A lot had changed since 2004, and even since my WordPress lifeboat in 2010. For my blog, I wanted to get away from systems that feel like unnecessarily complicated content management systems. Fortunately, static site generators represent the approach that I wanted from a blog: blazingly fast, clean, readable on mobile, and (most importantly for someone who was fleeing captive content management for the second time), entirely git-backed. There were some good options to choose from, but I landed on Hugo, using the hugo-blog-awesome theme – and Will Boyd’s excellent wordpress-export-to-markdown for facilitating the migration.
In addition to the rise of static site generators, there of course had been another big change: we shipped the Oxide cloud computer! To allow customers to try out the Oxide rack without needing to first buy one, we stood up an Oxide rack in a datacenter environment, spinning up a silo for folks who want to kick the tires. And increasingly, we use this production rack for our own infrastructure at Oxide. All of this gave me an opportunity for a special homecoming for my blog: it could run on the system that we have built from scratch! A blog may be the simplest possible use case for the Oxide rack, but it was still really fun to use the product – and (huge credit to the folks building the frontend of the computer) so damned easy. I especially loved how easy it was to do VPC management, which quickly becomes complicated.
All of this to say: the text you are reading now, dear reader, is being served from a web server running on an instance in a production Oxide rack!

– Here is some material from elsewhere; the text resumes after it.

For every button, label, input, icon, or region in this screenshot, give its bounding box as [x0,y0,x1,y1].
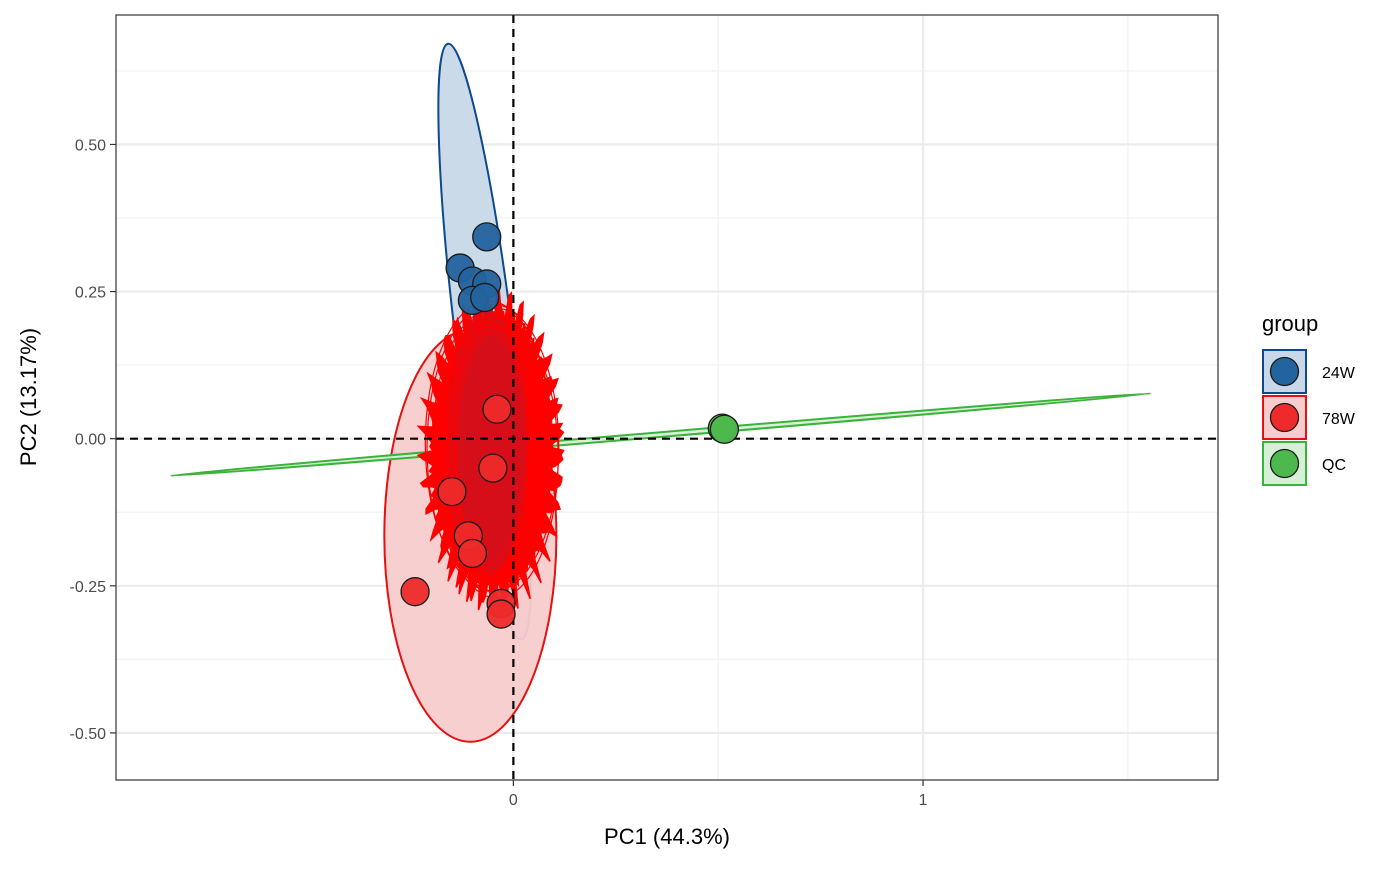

Having now decades of blogging readily accessible, it would be easy to take on Cynthia’s questions, right? Well, not so fast. It’s indeed easy to read all of my writing, but the more I read, the more ambiguity there was. My decades of blogging were teeming with life: birth (Fishworks, Manta, Oxide, illumos), love (JavaScript, systems, Rust, The Soul of a New Machine) and death (Sun, Solaris). And the death, sadly, was not merely metaphorical; over the years, I memorialized the passing of three people who still had a lot of life in front of them: John Birrell, Khaled Bichara, and – tragically recently – Charles Beeler.
I have written some very dense technical pieces and taken on some scalding hot topics; I have walked through history’s graveyard, pondered the quality of software, and reflected on its economics. The throughline of two decades of writing, especially for the pieces that have enduring resonance: they reflect the humanity in our endeavor. There is an old adage to “speak from the heart, not from the book”; looking back, I am a bit surprised at the degree that this was true in my own writing. And while I don’t have neat answers to Cynthia’s questions, it does leave me with easy advice for would-be bloggers: write from the heart, even if you think no one is reading it; if nothing else, your future self will thank you for it!